As a guy that has worked in sheetmetal for going on 20 years, I see lots of frustration in your future with that bead roller. I like your idea to work with a local shop and have them make the sections you need. If you're planning on just replacing the drop offs and the flat sections of the trunk floor, that is doable, but you'll still need special tools for the ribbing. Forming the bulge in the center is going to take some real work.



 
As a guy that has worked in sheetmetal for going on 20 years, I see lots of frustration in your future with that bead roller. I like your idea to work with a local shop and have them make the sections you need. If you're planning on just replacing the drop offs and the flat sections of the trunk floor, that is doable, but you'll still need special tools for the ribbing. Forming the bulge in the center is going to take some real work.

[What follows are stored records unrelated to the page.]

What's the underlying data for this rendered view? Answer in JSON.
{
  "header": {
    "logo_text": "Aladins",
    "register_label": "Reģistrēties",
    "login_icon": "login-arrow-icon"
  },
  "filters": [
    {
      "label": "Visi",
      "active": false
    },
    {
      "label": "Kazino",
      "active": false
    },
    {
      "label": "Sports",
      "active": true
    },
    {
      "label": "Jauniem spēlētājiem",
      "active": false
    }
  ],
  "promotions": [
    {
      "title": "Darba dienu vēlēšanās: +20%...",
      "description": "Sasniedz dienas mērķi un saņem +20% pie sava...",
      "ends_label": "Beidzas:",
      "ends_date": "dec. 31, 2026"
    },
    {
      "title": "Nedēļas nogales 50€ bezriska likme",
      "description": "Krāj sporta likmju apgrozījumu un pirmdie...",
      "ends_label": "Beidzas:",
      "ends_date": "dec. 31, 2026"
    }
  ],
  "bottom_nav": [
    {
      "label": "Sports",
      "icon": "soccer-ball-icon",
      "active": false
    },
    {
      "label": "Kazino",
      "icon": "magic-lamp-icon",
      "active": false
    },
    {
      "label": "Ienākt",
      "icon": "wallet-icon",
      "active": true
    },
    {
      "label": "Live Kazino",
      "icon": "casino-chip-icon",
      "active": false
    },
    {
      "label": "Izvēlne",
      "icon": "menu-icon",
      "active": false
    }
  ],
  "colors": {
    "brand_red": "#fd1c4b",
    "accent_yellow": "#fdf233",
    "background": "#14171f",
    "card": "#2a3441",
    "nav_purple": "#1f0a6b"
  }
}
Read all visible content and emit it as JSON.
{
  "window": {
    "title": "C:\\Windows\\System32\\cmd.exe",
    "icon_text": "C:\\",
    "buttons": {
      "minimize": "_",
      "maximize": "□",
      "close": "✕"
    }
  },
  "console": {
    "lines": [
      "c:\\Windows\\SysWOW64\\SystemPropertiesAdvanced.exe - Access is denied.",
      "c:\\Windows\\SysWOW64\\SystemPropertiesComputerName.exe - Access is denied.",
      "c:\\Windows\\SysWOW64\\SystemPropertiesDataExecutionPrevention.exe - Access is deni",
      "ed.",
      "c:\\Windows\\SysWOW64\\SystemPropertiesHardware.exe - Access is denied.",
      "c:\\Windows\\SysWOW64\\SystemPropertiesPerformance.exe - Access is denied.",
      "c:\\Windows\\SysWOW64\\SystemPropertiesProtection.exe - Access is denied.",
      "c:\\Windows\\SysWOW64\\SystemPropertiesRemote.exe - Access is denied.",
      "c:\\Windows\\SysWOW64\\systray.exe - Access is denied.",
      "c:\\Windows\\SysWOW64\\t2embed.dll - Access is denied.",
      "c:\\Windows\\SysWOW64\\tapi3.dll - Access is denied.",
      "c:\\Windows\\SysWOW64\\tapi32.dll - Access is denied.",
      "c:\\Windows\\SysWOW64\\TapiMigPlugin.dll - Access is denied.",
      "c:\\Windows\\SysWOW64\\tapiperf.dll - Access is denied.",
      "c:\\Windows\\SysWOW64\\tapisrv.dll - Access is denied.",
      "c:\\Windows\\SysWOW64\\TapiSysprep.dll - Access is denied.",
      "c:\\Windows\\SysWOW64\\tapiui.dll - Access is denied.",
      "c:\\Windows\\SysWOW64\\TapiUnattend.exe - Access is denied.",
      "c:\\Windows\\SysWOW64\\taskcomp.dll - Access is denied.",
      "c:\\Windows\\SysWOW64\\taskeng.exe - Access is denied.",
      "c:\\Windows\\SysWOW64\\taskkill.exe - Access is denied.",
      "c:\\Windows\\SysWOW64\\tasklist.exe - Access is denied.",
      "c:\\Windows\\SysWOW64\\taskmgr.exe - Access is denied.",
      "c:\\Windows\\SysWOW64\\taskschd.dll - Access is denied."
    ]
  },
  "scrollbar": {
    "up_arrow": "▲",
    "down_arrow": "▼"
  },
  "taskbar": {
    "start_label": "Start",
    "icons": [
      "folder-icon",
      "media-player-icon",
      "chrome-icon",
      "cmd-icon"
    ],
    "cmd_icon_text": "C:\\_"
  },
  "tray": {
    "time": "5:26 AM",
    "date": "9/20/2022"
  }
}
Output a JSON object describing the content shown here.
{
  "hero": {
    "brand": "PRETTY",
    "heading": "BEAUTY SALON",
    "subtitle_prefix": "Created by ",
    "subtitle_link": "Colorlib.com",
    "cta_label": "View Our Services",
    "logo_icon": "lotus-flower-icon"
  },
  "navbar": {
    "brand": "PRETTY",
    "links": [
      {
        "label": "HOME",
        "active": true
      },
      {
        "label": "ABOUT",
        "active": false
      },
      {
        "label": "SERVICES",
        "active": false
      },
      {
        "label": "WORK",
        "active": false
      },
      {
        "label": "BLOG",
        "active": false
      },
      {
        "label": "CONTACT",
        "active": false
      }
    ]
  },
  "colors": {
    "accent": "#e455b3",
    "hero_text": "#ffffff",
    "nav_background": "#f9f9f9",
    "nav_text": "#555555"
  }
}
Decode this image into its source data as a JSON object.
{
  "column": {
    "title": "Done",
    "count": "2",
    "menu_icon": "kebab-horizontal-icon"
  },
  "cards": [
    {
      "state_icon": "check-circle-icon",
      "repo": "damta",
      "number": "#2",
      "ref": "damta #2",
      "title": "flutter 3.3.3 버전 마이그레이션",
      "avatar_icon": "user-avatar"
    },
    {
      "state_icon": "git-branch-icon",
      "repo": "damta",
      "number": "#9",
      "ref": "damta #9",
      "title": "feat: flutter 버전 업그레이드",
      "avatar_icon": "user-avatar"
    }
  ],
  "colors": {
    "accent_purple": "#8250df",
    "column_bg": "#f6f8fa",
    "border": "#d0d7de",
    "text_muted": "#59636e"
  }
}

Totally get you. I don't pick tools and go head down. For now, i'm looking at the options I have in case I choose to build that thing myself.

I like to be prepped when I start something and as the tools, materials etc.. are not free, if I buy one, I want something I can learn/improve from and reuse it later on.

I've seen a similar one in action and you can get very nice result, practice/experience being of course the key. One that cost 10 times this one, with an electric rheostat pedal to adjust the speed would be better but then its cheaper to buy the preformed metal as I don't plan to build floors for a living :)

There are also other options vs redo all, the bulge in center that you name for instance, is not damaged, there is rust on it but very light. So I could reuse it. At least seen from the inside. I need remove the tank to see underneath.

Next week, I should also have some feedback from this company and/or may be an alternative shipment.

For now looking at all my options and was curious if someone used a similar bead roller and which dies would be required to generate something similar to the original shape.